When you gotta go, you gotta go – even if it is 37,000 ft in the air.
It's one of those things that we never really question - especially when you are desperate for a number two.
However, have you ever actually thought about what happens when you go to the toilet whilst onboard an aeroplane?
Well, for all you frequent flyers out there, here’s exactly what happens when you take a trip to the airplane toilet.
Contrary to popular belief, waste is rarely jettisoned onto unsuspecting folks below.
Instead, it’s all flushed away with the plumbing taking any excrement to specialised sealed compartments at the back of the plane.

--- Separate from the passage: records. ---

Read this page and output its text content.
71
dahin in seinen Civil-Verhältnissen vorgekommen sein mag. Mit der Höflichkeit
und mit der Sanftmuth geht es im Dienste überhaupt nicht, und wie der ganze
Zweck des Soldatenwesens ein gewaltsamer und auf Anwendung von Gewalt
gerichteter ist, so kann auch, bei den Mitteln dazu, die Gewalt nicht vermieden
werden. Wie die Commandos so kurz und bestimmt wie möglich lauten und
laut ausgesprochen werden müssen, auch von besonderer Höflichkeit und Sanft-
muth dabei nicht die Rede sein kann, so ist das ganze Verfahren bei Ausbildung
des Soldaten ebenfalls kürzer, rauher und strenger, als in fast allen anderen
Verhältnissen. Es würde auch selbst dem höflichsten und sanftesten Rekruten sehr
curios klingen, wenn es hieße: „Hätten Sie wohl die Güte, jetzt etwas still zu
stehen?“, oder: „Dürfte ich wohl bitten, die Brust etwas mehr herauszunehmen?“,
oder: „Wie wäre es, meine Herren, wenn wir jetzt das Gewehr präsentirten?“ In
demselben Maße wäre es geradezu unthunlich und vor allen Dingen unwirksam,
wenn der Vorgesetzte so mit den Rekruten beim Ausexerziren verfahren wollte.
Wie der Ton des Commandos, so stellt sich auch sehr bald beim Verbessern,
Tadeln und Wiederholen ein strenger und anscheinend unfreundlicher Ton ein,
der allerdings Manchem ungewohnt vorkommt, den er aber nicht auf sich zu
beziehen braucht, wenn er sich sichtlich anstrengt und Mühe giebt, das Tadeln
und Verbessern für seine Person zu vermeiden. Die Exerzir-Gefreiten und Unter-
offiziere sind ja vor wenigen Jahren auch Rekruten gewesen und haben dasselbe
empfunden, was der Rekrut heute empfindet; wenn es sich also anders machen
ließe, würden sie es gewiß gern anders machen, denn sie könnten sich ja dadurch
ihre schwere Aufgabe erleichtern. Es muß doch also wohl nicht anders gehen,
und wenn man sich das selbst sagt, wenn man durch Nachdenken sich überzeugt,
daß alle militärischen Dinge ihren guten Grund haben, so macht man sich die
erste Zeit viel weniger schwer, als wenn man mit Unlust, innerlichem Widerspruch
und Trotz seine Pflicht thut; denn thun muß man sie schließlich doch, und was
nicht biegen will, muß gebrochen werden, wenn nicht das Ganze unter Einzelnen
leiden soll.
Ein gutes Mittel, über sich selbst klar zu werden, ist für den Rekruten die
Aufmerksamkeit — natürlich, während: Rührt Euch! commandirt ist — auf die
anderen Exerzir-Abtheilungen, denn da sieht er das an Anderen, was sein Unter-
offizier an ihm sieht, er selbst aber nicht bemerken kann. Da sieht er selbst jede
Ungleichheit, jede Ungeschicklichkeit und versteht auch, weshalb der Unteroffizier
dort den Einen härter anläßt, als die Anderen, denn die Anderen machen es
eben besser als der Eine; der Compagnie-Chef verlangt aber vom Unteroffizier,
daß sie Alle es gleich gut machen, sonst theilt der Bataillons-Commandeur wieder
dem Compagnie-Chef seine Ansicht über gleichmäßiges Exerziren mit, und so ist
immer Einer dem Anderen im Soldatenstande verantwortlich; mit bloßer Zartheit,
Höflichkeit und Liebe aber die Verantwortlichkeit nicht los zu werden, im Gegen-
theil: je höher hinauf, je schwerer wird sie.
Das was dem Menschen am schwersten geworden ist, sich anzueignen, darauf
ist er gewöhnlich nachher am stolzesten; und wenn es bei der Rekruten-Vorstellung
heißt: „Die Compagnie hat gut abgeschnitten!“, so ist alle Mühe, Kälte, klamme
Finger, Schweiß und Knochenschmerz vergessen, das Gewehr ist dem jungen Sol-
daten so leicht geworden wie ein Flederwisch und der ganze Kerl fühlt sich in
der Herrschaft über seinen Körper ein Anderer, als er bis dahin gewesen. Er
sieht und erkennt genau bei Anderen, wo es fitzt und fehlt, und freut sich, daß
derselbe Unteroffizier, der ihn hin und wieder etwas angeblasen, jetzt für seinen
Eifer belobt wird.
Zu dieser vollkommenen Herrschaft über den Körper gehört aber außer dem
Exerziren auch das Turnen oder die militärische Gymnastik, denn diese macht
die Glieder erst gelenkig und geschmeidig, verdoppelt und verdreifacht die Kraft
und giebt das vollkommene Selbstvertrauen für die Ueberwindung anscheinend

According to TikTok influencer and pilot Garrett Ray, this can happen up to a thousand times on a Boeing 747 during a long-haul flight – which perhaps explains why there’s always a queue.
If you are still curious about what is involved in taking a leak mid-flight, the US pilot also revealed that over 1,211 liters (320 gallons) of waste can be generated during that time.
When you’ve reached your final destination, the waste is then carefully pumped from the plane using a pipe attached to a port.
This is done by airport staff, usually before the plane is able to take flight again.
However, there are, of course, instances where things don’t always go to plan with the high-altitude excrement.
In fact, there is a particularly weird phenomenon known as ‘blue ice’ which can occur on some flights.
Named after the colour of the disinfectant, this is where frozen waste leaks from the aircraft, usually from the service port.
The resulting overflow then makes its final descent onto people below, as the weight becomes too much. (yuk!)
Whilst modern vacuum toilets have made this a rare occurrence, there have been instances where solid blocks of blue sewage have hit people.
To make matters even worse, the poonami happened just as the UK was coming out of lockdown in 2021 with the BBC reporting that it covered the man’s ‘whole garden, and garden umbrellas, and him’.
Talk about a sh**ty day.
At a later parish meeting, councillor Geoff Paxton explained that such incidents are ‘very rare’.
Having worked at various airports for over 40 years, he told attendees: "We used to have problems with blue ice [frozen human waste and disinfectant] on arrivals but that was because those toilets used to leak."